Privacy Safeguard 8 contains a general prohibition on the disclosure of CDR data to overseas recipients unless one of the following four exceptions is satisfied (section 56EK(1) of the Competition and Consumer Act):
- the overseas recipient is an accredited person
- the ADR takes reasonable steps to ensure the recipient will not contravene the Privacy Safeguards and the overseas recipient has a CDR policy in place in relation to the CDR data
- the ADR reasonably believes the overseas recipient is subject to a law equivalent to the Privacy Safeguards and there are mechanisms available to the consumer to enforce that protection, or
- the conditions specified in the consumer data rules are met.
In the case of overseas entity CDR representatives, the relevant exception is likely to be Exception 2 — the ADR takes reasonable steps to ensure the recipient will not contravene the Privacy Safeguards, although, Exception 3 may also apply in certain circumstances. Exceptions 1 and 4 are unlikely to apply to an overseas CDR representative as CDR representatives are not accredited and, at present, there are no consumer data rules in force relating to overseas entities.

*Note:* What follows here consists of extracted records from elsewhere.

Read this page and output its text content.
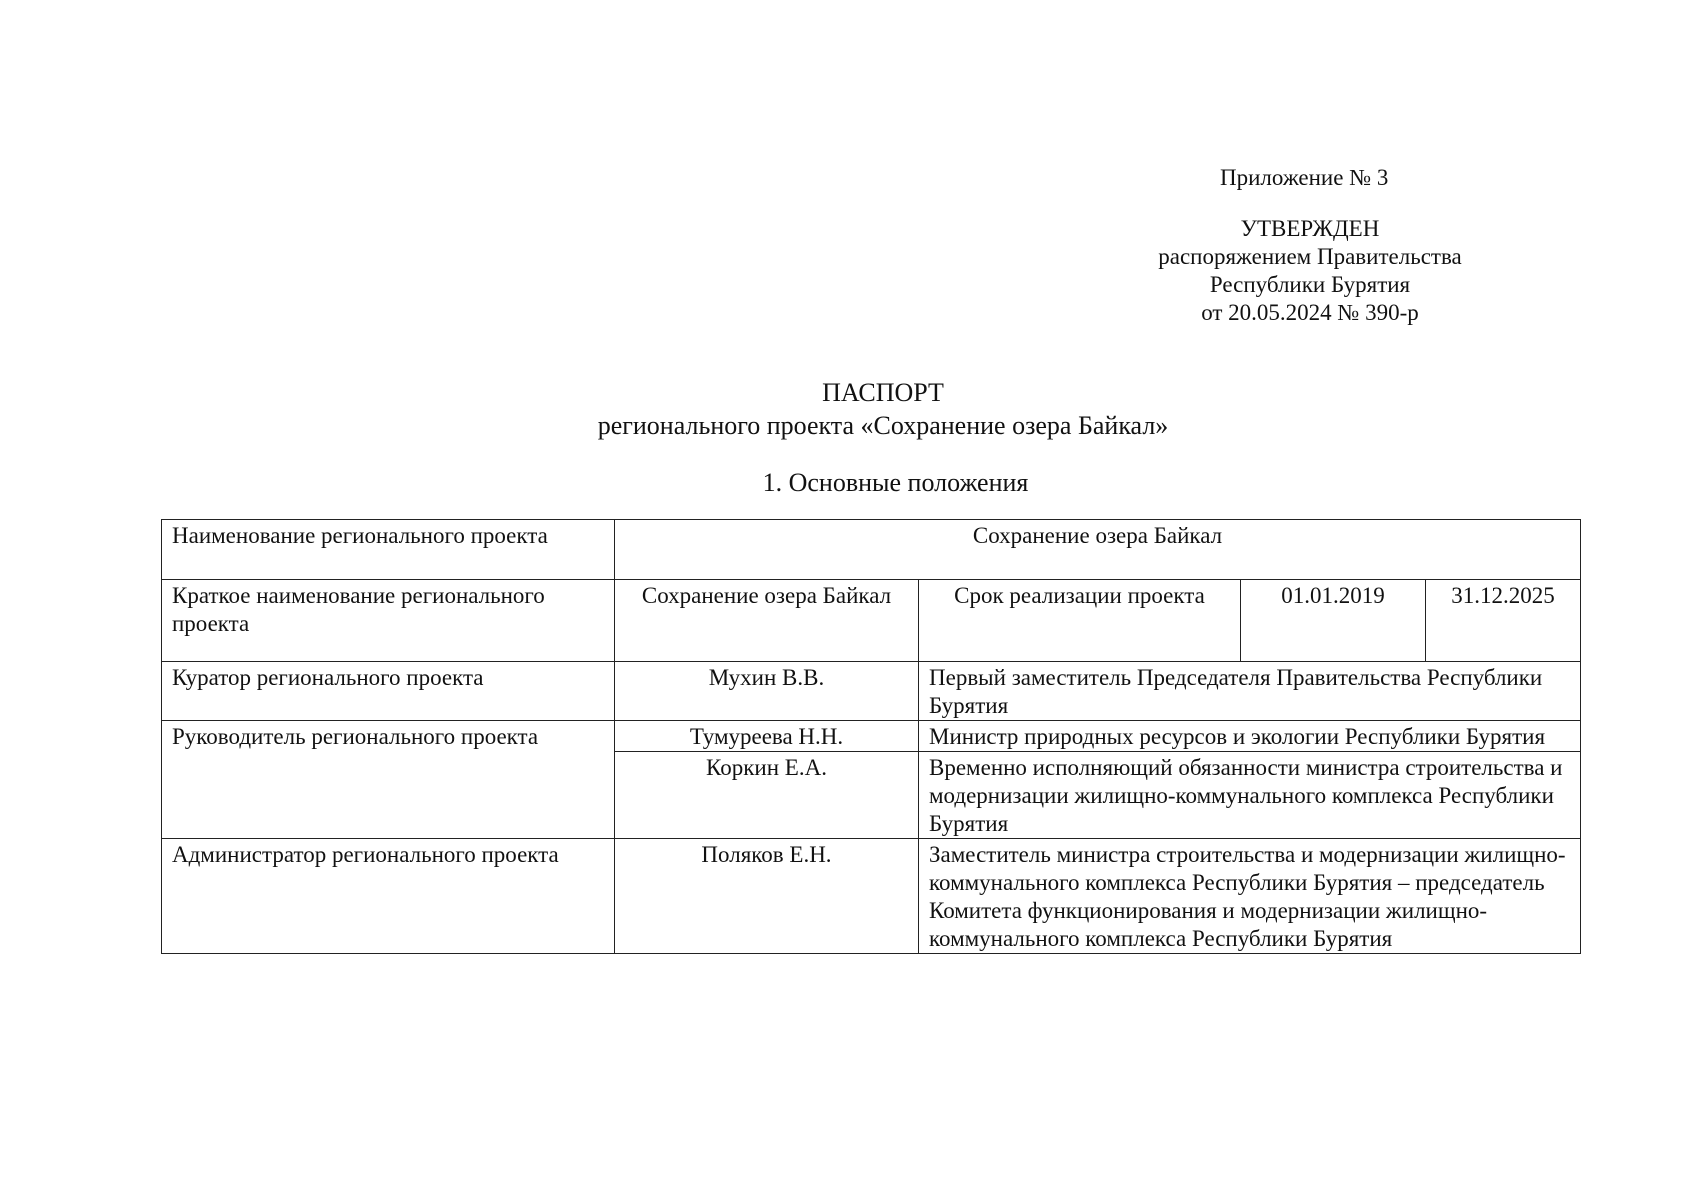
Приложение № 3
УТВЕРЖДЕН
распоряжением Правительства
Республики Бурятия
от 20.05.2024 № 390-р
ПАСПОРТ
регионального проекта «Сохранение озера Байкал»
1. Основные положения
Наименование регионального проекта	Сохранение озера Байкал			
Краткое наименование регионального проекта	Сохранение озера Байкал	Срок реализации проекта	01.01.2019	31.12.2025
Куратор регионального проекта	Мухин В.В.	Первый заместитель Председателя Правительства Республики Бурятия		
Руководитель регионального проекта	Тумуреева Н.Н.	Министр природных ресурсов и экологии Республики Бурятия		
	Коркин Е.А.	Временно исполняющий обязанности министра строительства и модернизации жилищно-коммунального комплекса Республики Бурятия		
Администратор регионального проекта	Поляков Е.Н.	Заместитель министра строительства и модернизации жилищно-коммунального комплекса Республики Бурятия – председатель Комитета функционирования и модернизации жилищно-коммунального комплекса Республики Бурятия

The Office of the Australian Information Commissioner (OAIC) and the Australian Competition and Consumer Commission (ACCC) co-regulate the CDR. The OAIC publishes Privacy Safeguard Guidelines to assist participants understand and apply the Privacy Safeguards. The Privacy Safeguard Guidelines suggest that, at a minimum, Exception 2 may be satisfied where the ADR has an enforceable contractual arrangement with the overseas recipient requiring them to handle the CDR data in accordance with the Privacy Safeguards and the CDR rules. However, the Guidelines also suggest consideration be given to other factors, including the steps taken by the ADR to monitor compliance, the ADR’s relationship with the overseas recipient, the maturity of the overseas recipient’s processes and systems and familiarity with CDR legislation, and the risks to the consumer if CDR data is mishandled, including the sensitivity of the data involved. The CDR representative must also have in place a CDR policy in relation to CDR data.
Accordingly, it is likely that a decision to disclose CDR data to an overseas CDR representative would need to take into account the individual circumstances of the CDR representative and the risks involved in the disclosure.
Exception 3 may apply where the ADR has a reasonable belief the overseas representative is bound by a consumer data protection law or another law or industry code with obligations comparable to the CDR regime. The Privacy Safeguard Guidelines suggest a number of conditions must be met in order to satisfy Exception 3, including:
- the overseas scheme or law should regulate consumer data in a way that is comparable to the CDR regime
- the consumer should be notified about the collection of their data
- data should only be used for authorised purposes
- data quality and security standards should be enforced, and
- there should be a right to access and seek correction of consumer data.
It is also important the overseas entity does not have the option to ‘opt out’ of the scheme, and that the consumer has access to an adequate mechanism for enforcement. Due to the complexity of Exception 3, ADRs who seek to rely on it to disclose data to an overseas CDR representative should review Chapter 8 of the OAIC Privacy Safeguard Guidelines: Overseas disclosure of CDR data by accredited data recipients. They should ensure there is clear information available to support their view that the relevant overseas law or scheme applies to the CDR representative, and that it is comparable and enforceable.
In relation to storage, overseas CDR representatives would need to comply with existing privacy and security provisions, which includes Privacy Safeguards 2, 4, 11, 12 and 13 and the steps set out at Schedule 2 of the CDR rules to maintain the security of CDR data.